Kastamonu’da,“Açıksöz Gazetesi’ Başyazarları,  İsmail Hakkı Uzunçarşılı, İsmail Habib Sevük,

Ve Mehmet Akif Ersoy… Mustafa Necati’nin Başyazarlığını yaptığı, İzmir’e Doğru, Satveti Millîye, Albayrak, Öğüt, İrade-i Millîye ve Hâkimiyeti Millîye

Millî Mücadelede,  ‘Milletin İradesi’ vardır. O iradeyi temsil eden gazeteler; Bizler o gazetelere ve o basına; “Gazi Basını” diyoruz.

Atatürk’ün Millî Mücadele’de, ‘isim babası’ olduğu gazeteler vardır; Bunlar arasında,Ankara’da yayın hayatına başlayan, “Hâkimiyet-i Millîye” Sivas’ta yayınlanan, “İrade-i Millîye” gazeteleridir!

Anadolu Ajansı… 1920 tarihinde, Gazi’nin emriyle kurulur!

Anadolu Ajansının kuruluş amacı, Millî Mücadelenin haklılığını, ‘bütün dünyaya’ anlatmaktır!

O mücadele ruhuna, ‘Milletin İradesi…’ demişiz; o iradede, ‘istilacı’ ve ‘sömürgeci’ güçlere karşı,

Onurlu/ haysiyetli bir mücadele vermişiz.

Gazi birgün, Atatürk Orman Çiftliğinde, “Rus Radyosunu” dinler!
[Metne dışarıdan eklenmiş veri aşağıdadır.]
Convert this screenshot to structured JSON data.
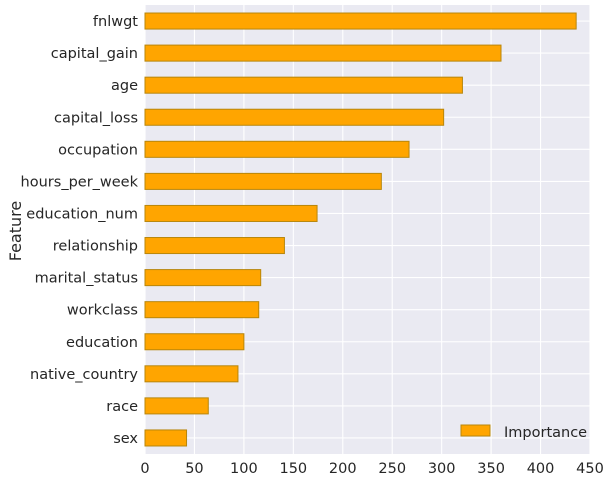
{
  "chart_data": {
    "type": "bar",
    "orientation": "horizontal",
    "title": "",
    "xlabel": "",
    "ylabel": "Feature",
    "xlim": [
      0,
      450
    ],
    "xticks": [
      0,
      50,
      100,
      150,
      200,
      250,
      300,
      350,
      400,
      450
    ],
    "grid": true,
    "legend_position": "bottom-right",
    "bar_color": "#FFA500",
    "bar_edge_color": "#B8860B",
    "background_color": "#EAEAF2",
    "grid_color": "#FFFFFF",
    "categories": [
      "fnlwgt",
      "capital_gain",
      "age",
      "capital_loss",
      "occupation",
      "hours_per_week",
      "education_num",
      "relationship",
      "marital_status",
      "workclass",
      "education",
      "native_country",
      "race",
      "sex"
    ],
    "series": [
      {
        "name": "Importance",
        "values": [
          436,
          360,
          321,
          302,
          267,
          239,
          174,
          141,
          117,
          115,
          100,
          94,
          64,
          42
        ]
      }
    ]
  }
}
Radyonun tamamen ‘misyoner’  ve ‘propaganda’ amaçlı olduğunu anlar! En kısa zamanda, Türkiye’nin ‘kendi millî menfaatlerini’ savunacağı; ‘millî propagandasını’ yapacağı;“Radyo Yayınlarının başlamasını” emreder. Bizde ilk Radyo Yayınları, “3 Mayıs 1927 tarihinde” başlar!
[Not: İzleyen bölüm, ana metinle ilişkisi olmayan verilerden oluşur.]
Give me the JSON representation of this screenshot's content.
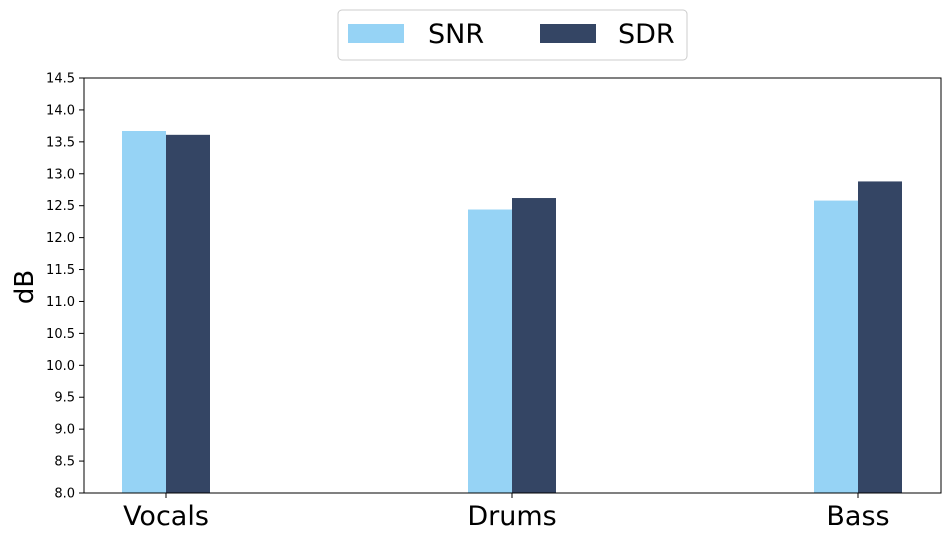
{
  "chart_data": {
    "type": "bar",
    "categories": [
      "Vocals",
      "Drums",
      "Bass"
    ],
    "series": [
      {
        "name": "SNR",
        "values": [
          13.67,
          12.44,
          12.58
        ],
        "color": "#96d3f5"
      },
      {
        "name": "SDR",
        "values": [
          13.61,
          12.62,
          12.88
        ],
        "color": "#344564"
      }
    ],
    "title": "",
    "xlabel": "",
    "ylabel": "dB",
    "ylim": [
      8.0,
      14.5
    ],
    "yticks": [
      "8.0",
      "8.5",
      "9.0",
      "9.5",
      "10.0",
      "10.5",
      "11.0",
      "11.5",
      "12.0",
      "12.5",
      "13.0",
      "13.5",
      "14.0",
      "14.5"
    ],
    "grid": false,
    "legend_position": "top-center"
  }
}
Atatürk, fikir ve düşüncelerini; bir, ‘muharrir kimliği’ ile kendi kalemiyle de dile getirmişlerdir.

Vakit Gazetesi’nde; “Asım Us” mahlasıyla, 22-26 Ocak 1937 tarihleri arasında; “Türk- Fransız İlişkileri ve Hatay Sorunu” üzerine yazdığı, Başmakalelerdir!

Atatürk, 1 Mart 1922 tarihinde TBMM’de yaptığı konuşmalarında; Basın, milletin müşterek sesidir. Bir milleti aydınlatma ve irşatta, Bir millete muhtaç olduğu fikrî gıdayı vermekte,

Hulâsa bir milletin hedefi saadet olan müşterek bir istikamette yürümesini teminde, Basın başlı başına bir kuvvet, bir mektep, bir rehberdir”

Anadolu Basını o yıllarda kalemini, bir ‘süngü’ vakarında kullanmasını bilmiştir. Atatürk Döneminde, 1931 tarihinde ilk defa; Matbuat Kanunu, ‘Basın Yasası’ kabul edilecektir. 1933 tarihinde, İçişleri Bakanına Bağlı olarak da,“Matbuat Umum Müdürlüğü” / “Basın Yayın Genel Müdürlüğü” kurulacaktı.

25 Mayıs 1935 tarihinde, ‘devletin öncülüğünde…’ İlk defa, “Basın Kurultayı…” düzenlenecekti!

Bu kurultayla, basının, sosyal-kültürel ve ekonomik anlamda, ‘Güçlendirilmesi…’ hedefleniyordu!

Bu hedefler sonraki yıllarda, ‘ihmal…’ edilecekti!O ihmal olmasaydı, kanaatimiz bugün; Anadolu Basını çok daha iyi yerlerde olacaktı!

Tarihi iyi okumalıyız. Onu her türlü, ‘bilgi kirliliğinden’ uzak tutmalıyız! Tarih, bu milletin, ‘mazisidir’ Orada, ‘ecdadın hatıraları’ saklıdır! Tarihten bizler kendimize gerekli olan, ‘dersleri…’ alacağız! Atatürk 1924 tarihinde şöyle der, “Bu millete iki şey gerek, yol ve okul…”

Kalkınmanın iki ana anahtarı!

Atatürk; ‘Sovyetler Birliği bir gün yıkılacaktır;

Bu imparatorluğun sınırları içerisinde bizimle dili bir, dini bir, tarihi bir kardeşlerimiz vardır.

O günlerin bir gün geleceğini düşünerek, şimdiden hazırlanmalıyız;

Onların bize gelmesini beklememeliyiz, biz onlara gitmeliyiz; onlarla yakından ilgilenmeliyiz.“

Bizler, ‘hazırlıksız…’ yakalanıyorduk!

Atatürk, Türk’ü tarifinde şöyle der; “Türk demek, Türkçe demektir. Ülkesini, yüksek bağımsızlığını korumasını bilen Türk Ulusu, dilini de yabancı diller boyunduruğundan korumalıdır”

Cumhuriyeti hazırlayan, ‘Millî Mücadele Ruhunu’ her türlü bilgi kirliliğinden uzak olarak tefekkür edelim. Cumhuriyetin, ‘erdemli insan yetiştiren sanat ufkunu bizlere kazandırdığını da…’ birlikte düşünelim.